Support Questions

Find answers, ask questions, and share your expertise

NiFi + Registry Backup/Restoration

avatar
New Contributor

Hello,
My team is about to deploy a clustered scaling NiFi, along with NiFi Registry and Zookeeper. We are deploying on Openshift Kubernetes.

We are determining which directories to mount our persistent storage to on both NiFi and the Registry.

1. Since we are using Registry, do we need to back anything up on the NiFi pod?

2. What are all of the locations we would want mount persistent storage for both NiFi and Registry? 

3. What are all of the locations we would want to establish a backup procedure for on NiFi and Registry if we are using local filesystem persistence?

4. Do we still need to backup any locations if we use the Git and S3 persistence providers?

5. What does the restoration process look like for both
A. local persistence providers only
B. Git + S3 persistence

6. Do we need to worry about Zookeeper at all for backups?

Thanks ahead of time!

2 ACCEPTED SOLUTIONS

avatar
Master Mentor

@TreantProtector 

There is a lot of ask in this one post.
1. NiFi Registry is used to store NiFi version controlled NiFi process groups (This takes user manual action to both initiate version control and push new versions to NiFi-Registry. It does not store the flow.xml.gz or flow.json.gz files that contains all the flow information NiFi loads on startup.  So it is not a substitute for protecting those files on NiFi.  All nodes in a NIFi cluster use the same flow.xml.gz/flow.json.gz, so it is not necessary to preserve the files from every node for recovery.

2a (NiFi)

  • Apache NiFi stores the complete dataflow(s) on your canvas in the flow.xml.gz (legacy format) and flow.json.gz (current format).  Preserving this file will preserve all your dataflows on the canvas (NOTE: all sensitive properties like passwords are encrypted in these files using the configures sensitive.props.key in NiFi, so make sure you save that password or you will need to scrub these files of all enc{...} values to load it. removing values woudl require you to re-enter all encrypted values in the NiFi components)
  • Apache NiFi has a local state directory configured.  This is unique to each node and stores state information for processors that store local state.  Should be preserved to avoid data duplication.
  • Apache NiFi content_repository(s) - Holds active (content claims still used by actively queued FlowFiles within your dataflows) and archived content claims (archive subdirectories holding archived claims which are not being referenced by any active FlowFiles in the UI).
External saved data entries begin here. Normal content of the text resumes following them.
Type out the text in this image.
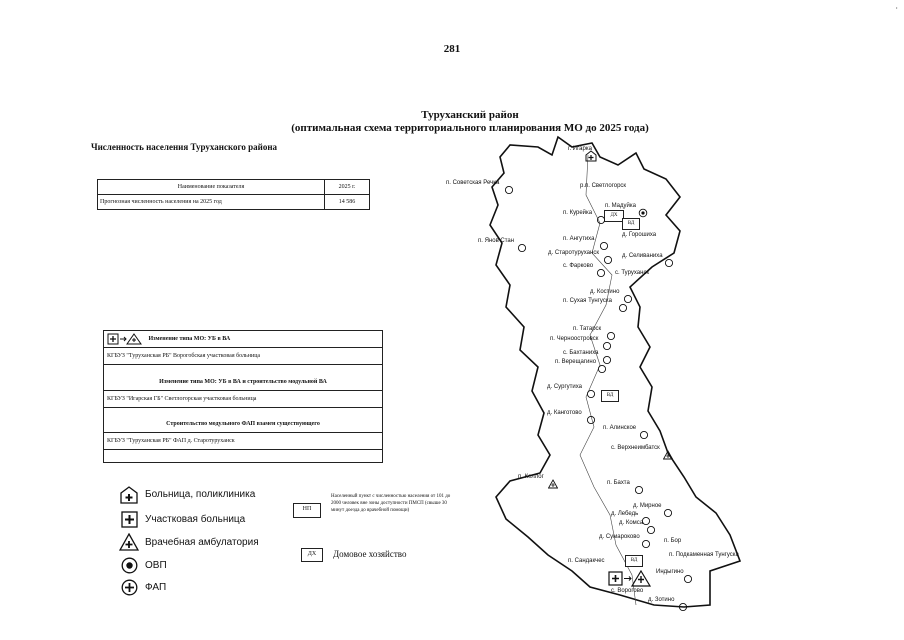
·
281
Туруханский район
(оптимальная схема территориального планирования МО до 2025 года)
Численность населения Туруханского района
Наименование показателя	2025 г.
Прогнозная численность населения на 2025 год	14 586
Изменение типа МО: УБ в ВА
КГБУЗ "Туруханская РБ" Ворогобская участковая больница
Изменение типа МО: УБ в ВА и строительство модульной ВА
КГБУЗ "Игарская ГБ" Светлогорская участковая больница
Строительство модульного ФАП взамен существующего
КГБУЗ "Туруханская РБ" ФАП д. Старотуруханск
Больница, поликлиника
Участковая больница
Врачебная амбулатория
ОВП
ФАП
НП
Населенный пункт с численностью населения от 101 до 2000 человек вне зоны доступности ПМСП (свыше 30 минут доезда до врачебной помощи)
ДХ	Домовое хозяйство
ДХ
ВД
ВД
ВД
г. Игарка
п. Советская Речка	р.п. Светлогорск
п. Курейка
п. Мадуйка
п. Янов Стан
д. Горошиха
п. Ангутиха
д. Старотуруханск	д. Селиваниха
с. Фарково
с. Туруханск
д. Костино
п. Сухая Тунгуска
п. Татарск
п. Черноостровск
с. Бахтаниха
п. Верещагино
д. Сургутиха
д. Канготово
п. Алинское
с. Верхнеимбатск
п. Келлог
п. Бахта
д. Мирное
д. Лебедь
д. Комса
д. Сумароково
п. Бор
п. Подкаменная Тунгуска
п. Сандакчес
с. Ворогово
Индыгино
д. Зотино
This repository is tightly coupled to the flowfile_repository. Content_repository(s) hold unique per node claims and need to be protected on all nodes to avoid data loss.
  • Apache NiFi flowfile_repository - Contains metadata/attributes (to include reference to content claim in content_repository(s) along with byte offset and length). Tightly coupled to content_repository(s) on same node so make sure same flowfile_repository is loaded with corresponding content_repository(s) from same node.  This must be protected to avoid data loss.
  • Apache provenance_repository - Holds event data about FlowFile transactions and are unique per node.  Loss of these is a loss or provenance history, but would not cause loss of any queued FlowFiles.  These are typicallly also placed on protected storage
  • Apache metadata_repository - Metadata about users who authenticated to NiFi and flow configuration history when using embedded H2 DB.  Not necessary to retain unless you want to preserve that historical information.
  • NiFi extension directory contains any custom NiFi nars to have added to your NiFi.  Copies of yoru custom nars should be preserved somewhere to prevent losing them to they can restored easily should it be needed.
  • Apache NiFi local authorization files like users.xml and authorizations.xml which contain the users and their associated authorizations granted over time through the NiFi UI should be preserved or you'll need to set those back up again in recovery (same on all nodes)
  • Node specific configured local directories used in your dataflows (dataflows built on canvas).  Some components may allow you configure local directories for persistent directory storage.  If you are using these they should be persisted.  Example: DistributedMapCacheServer 1.25.0

2b. NiFi-Registry

  • NiFi-Registry database which contains all information about version controlled flows and buckets should be protected unless you are using an external DB which you are protecting by other means. default uses an embedded H2 DB.
  • NiFi-Registry extensions directory if being used to store version controlled extensions (jars)
  • NiFi-Registry persistence provider stores the actual version controlled NiFi process groups and is tightly coupled to the NiFi-Registry database.  If using external GitFlowPersistence provider, refer to git for for persistence requirements.
  • NiFi-Registry bundle persistence has local and S3 options and protected storage should be used if using local
  • NiFi-Regsitry local authorization files like users.xml and authorizations.xml which contain the users and their associated authorizations granted over time through the NiFi-Registry UI should be preserved or you'll need to set those back up again in recovery.
  • Reference material: https://nifi.apache.org/docs/nifi-registry-docs/html/administration-guide.html#backup-recovery

3. covered in above - refer to Apache NiFi nifi.properties file for your configured local storage paths.

4. yes - covered above

5a. Not sure I follow the question. On restoration NiFi or NiFi will read the persistence provider (whether they are local, git, or S3) preserving the NiFi and NiFi-Registry conf directory configuration files would make restoration easier.  While the NiFi content_repository(s) and flowfile_repository are tightly coupled to one another on the same node and tie back to the flow.xml.gz/flow.json.gz (same all nodes) content. which node they get restored to does not matter (specific node information is not present in any of those). 
NOTE: content_repositories are directly correlated to the content_repository property name in the nifi.properties file.  
nifi.content.repository.directory.default=/dir1/node1
nifi.content.repository.directory.repo2=/dir2/node1
Upon restoration content_repository contents persisted for /dir1/node1 must still be set in "defualt" and not set to different property name.  This is because the flowfile metadata in the corresponding flowfile_repository does not contain directory details.  It simply says you can find content  for FlowFile xyz in nifi.content.repository.directory.default at sub-directory (num), content claim, byte offset, and num bytes.  So if you put dir2 in the default content_repository you'll mess up finding your content.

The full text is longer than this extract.